Breaking down the Barriers
A cloud first strategy has meant that a lot of the initial barriers to entry, which organizations faced five or so years ago, have fallen by the wayside. Microsoft has invested heavily in removing initial feature shortcomings of Office 365 and also addressed security concerns that potential customers had. O365 has become a solid foundation which organizations can leverage and build upon to realize their digital workplace visions.
So if you're an organization considering the shift over to Office 365, here are the top three things you should know before making the move:
- Plan beyond just the implementation of O365
It's one thing to roll out a new technology like Office 365, but it's another to ensure it is being adopted fully across the organization. Our goal for our clients once they deploy Office 365 is to make sure they're maximizing their adoption and making the most of their investment in the platform.
For clients to stay on top of this can be a challenge in itself, but ultimately they have to recognize the ever-green nature of things and the rapid evolution of the platform: there's an on-going life cycle management consideration that all clients need to be aware of to avoid becoming stagnant. It's not just about focusing on new features coming out, but about blending these features thus providing a more integrated experience in support of modern work styles. In Office 365, we not only makes sure our clients are prepared to adopt the software in a timely fashion, but also that they can continually adopt more features of the product as they look to solve some of their business challenges while at the same time ensuring value to the business.
- Even with infrastructure outsourced, there are still things you need to manage
When you've been used to working on-premise, moving to the cloud introduces a lot of variables that can potentially impact performance, especially when going through and conducting proper cloud readiness assessments for instance. But it’s very important to monitor the quality and continuity of service. And that doesn’t just refer to the Office 365 backend service. For example, for a company that has hundreds of sites and locations (each with their own local area networks and firewalls) you want to make sure that the business experience stays consistent. If not, end users may not use tools in the way you want them to.

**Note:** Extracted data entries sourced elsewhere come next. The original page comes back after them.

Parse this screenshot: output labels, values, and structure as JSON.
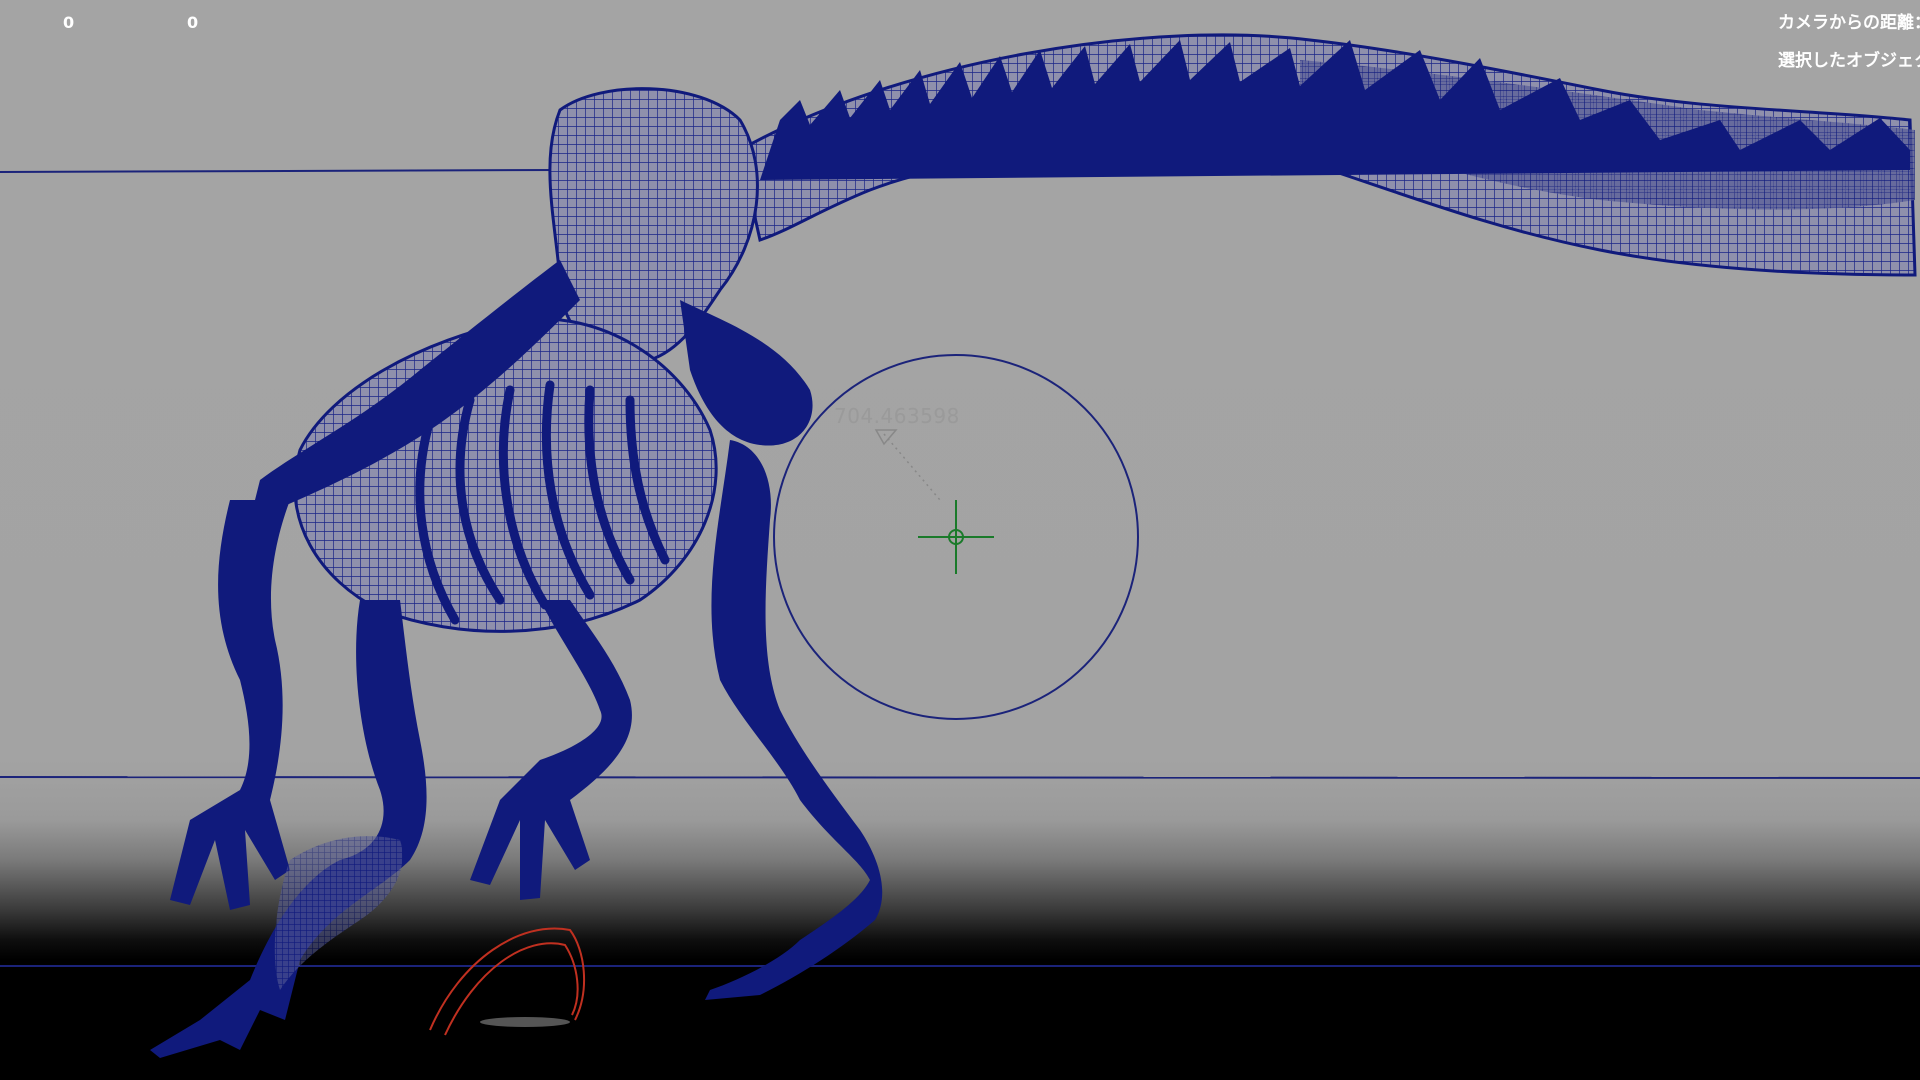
{
  "hud": {
    "counter_a": "0",
    "counter_b": "0",
    "info_line_1": "カメラからの距離：",
    "info_line_2": "選択したオブジェク"
  },
  "viewport": {
    "distance_readout": "704.463598",
    "model_color": "#101a7c",
    "background_color": "#a4a4a4",
    "grid_line_color": "#1b237a",
    "locator_color": "#1a7a2a",
    "curve_color": "#c03020"
  }
}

As a result, it’s vital that IT teams understand the entire end-to-end digital ‘network’ and all the things in-between. You don’t want outages or performance degradation, and so with a distributed workforce you need to ensure that a resilient employee experience is provided.
- Unlock the real value: configure the technology to enable new ways of working
The third and final thing to consider is about how to use Office 365 tools in the context of your company – and how people work in your company to make them better at what they do. It's not just about installing the tools necessary and hoping your employees use them to be productive, it's about how they could use the entire collection of tools available to them to solve business problems. These can include anything from mobile apps and wearables to HoloLens (with many of these tools being able to link with O365). For example, if you put these tools together and ensure they are tailored to specific key workforces in your company while offering a consistent UX, then they can really drive incremental productivity and effectiveness in what they are doing, whether that's supporting customers in the field, bringing new products to market faster or selling more.
While it has been a long time coming, no one can deny that the move to the cloud is happening at a much faster rate than initially anticipated. Office 365 allows organizations to consume productivity services from the leading provider, and create innovative digital tools and experiences that differentiate their business. While moving everything to the cloud on Day One is not realistic for most, it is important that the company has a clear vision and roadmap on how to get there as their requirements are met. But by taking the initial steps and understanding the benefits to the business and user, organizations will be able to embrace being a part of a digital workplace.